I was thinking along the lines of fishing them as a food resources and drones with nets, but before I ran with that was wondering how well a drone would cope with such swarms and not something that the net did not offerup as a clear answer, either.
[EDIT ADD first paragraph ]
That being said regardless of the efficiency of such a solution I suspect that the scale of the invasion would make it hard to make a difference lest you have an army of drones at your disposal. The area to cover is insanely large.
[EDIT ADD] Indeed, if anything I should apologize as I'd left no context behind the question and leaving that open left the possibility of callous unthoughtfulness and you most kindly and rightly so, raised that aspect. Many would of just gone with a downvote - presumed the worst and ran with it in sillence, so again thank you for taking the time to question that. If I could mod you up more for that, I would.
[EDIT ADD - I was able to edit my initial reply as did seem you was being unfairly judged and I hope I've addressed that]
Swarm passes by, the kite netters have a couple tons of locusts netted, a good harvest.
on edit: personally like because has such a 50s sci-fi feel to it.
As for the Sci-fi, soon as you mentioned that I oddly thought of Dune, probably the rare resource mining aspect of such swarms and climate comparison going on there.

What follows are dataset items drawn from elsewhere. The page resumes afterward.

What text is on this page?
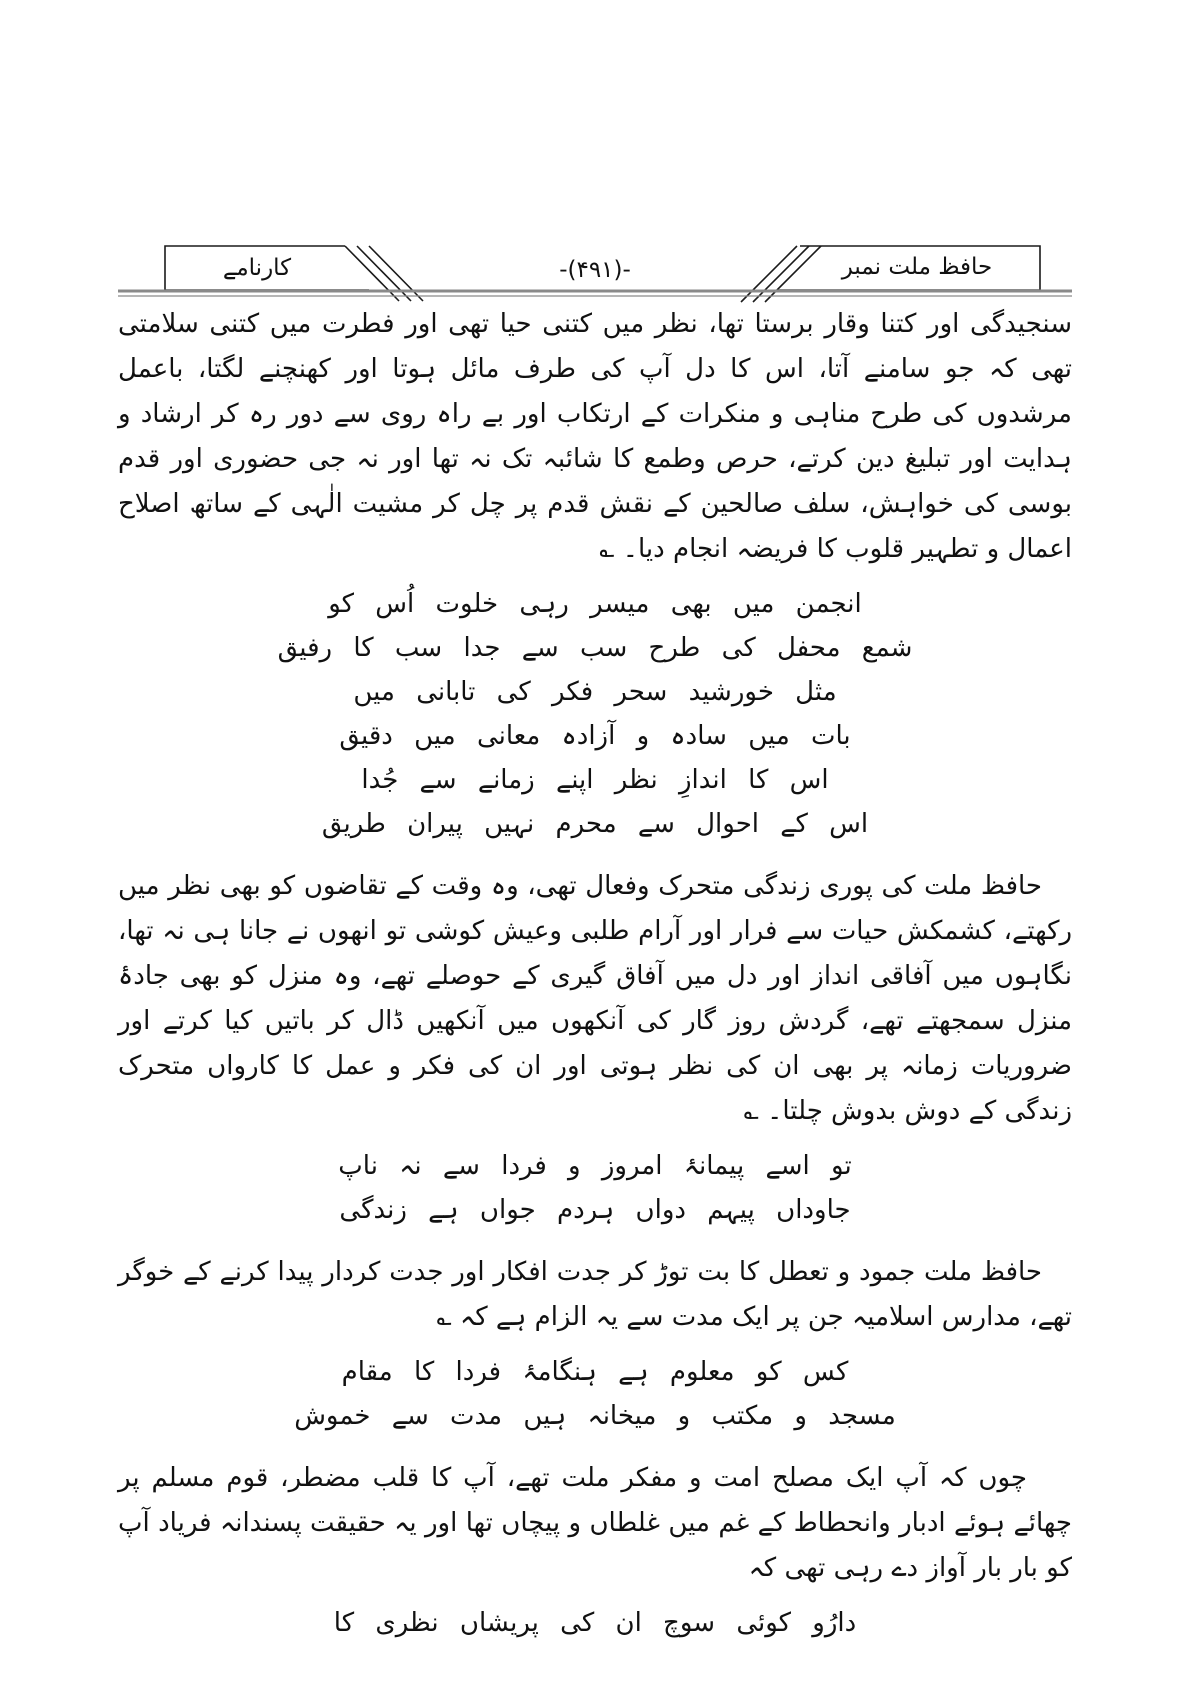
کارنامے	-(۴۹۱)-	حافظ ملت نمبر

سنجیدگی اور کتنا وقار برستا تھا، نظر میں کتنی حیا تھی اور فطرت میں کتنی سلامتی تھی کہ جو سامنے آتا، اس کا دل آپ کی طرف مائل ہوتا اور کھنچنے لگتا، باعمل مرشدوں کی طرح مناہی و منکرات کے ارتکاب اور بے راہ روی سے دور رہ کر ارشاد و ہدایت اور تبلیغ دین کرتے، حرص وطمع کا شائبہ تک نہ تھا اور نہ جی حضوری اور قدم بوسی کی خواہش، سلف صالحین کے نقش قدم پر چل کر مشیت الٰہی کے ساتھ اصلاح اعمال و تطہیر قلوب کا فریضہ انجام دیا۔ ؎

انجمن میں بھی میسر رہی خلوت اُس کو
شمع محفل کی طرح سب سے جدا سب کا رفیق
مثل خورشید سحر فکر کی تابانی میں
بات میں سادہ و آزادہ معانی میں دقیق
اس کا اندازِ نظر اپنے زمانے سے جُدا
اس کے احوال سے محرم نہیں پیران طریق

حافظ ملت کی پوری زندگی متحرک وفعال تھی، وہ وقت کے تقاضوں کو بھی نظر میں رکھتے، کشمکش حیات سے فرار اور آرام طلبی وعیش کوشی تو انھوں نے جانا ہی نہ تھا، نگاہوں میں آفاقی انداز اور دل میں آفاق گیری کے حوصلے تھے، وہ منزل کو بھی جادۂ منزل سمجھتے تھے، گردش روز گار کی آنکھوں میں آنکھیں ڈال کر باتیں کیا کرتے اور ضروریات زمانہ پر بھی ان کی نظر ہوتی اور ان کی فکر و عمل کا کارواں متحرک زندگی کے دوش بدوش چلتا۔ ؎

تو اسے پیمانۂ امروز و فردا سے نہ ناپ
جاوداں پیہم دواں ہردم جواں ہے زندگی

حافظ ملت جمود و تعطل کا بت توڑ کر جدت افکار اور جدت کردار پیدا کرنے کے خوگر تھے، مدارس اسلامیہ جن پر ایک مدت سے یہ الزام ہے کہ ؎

کس کو معلوم ہے ہنگامۂ فردا کا مقام
مسجد و مکتب و میخانہ ہیں مدت سے خموش

چوں کہ آپ ایک مصلح امت و مفکر ملت تھے، آپ کا قلب مضطر، قوم مسلم پر چھائے ہوئے ادبار وانحطاط کے غم میں غلطاں و پیچاں تھا اور یہ حقیقت پسندانہ فریاد آپ کو بار بار آواز دے رہی تھی کہ

دارُو کوئی سوچ ان کی پریشاں نظری کا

Hot air balloons dropping nets, or some weather balloons - again tethered. Though would probably want to run with hydrogen for costs, just safety and training go up, so greater initial costs there. So many details.
Kinda gets down to sky versions of submarine nets in predictable flight paths into crop area's as being the best spots to set such trapping nets up.
Though if it turns out you just need to lay down football sized green carpet and that attracts them - well that opens up other avenues in trapping or indeed - zapping them once they touch down.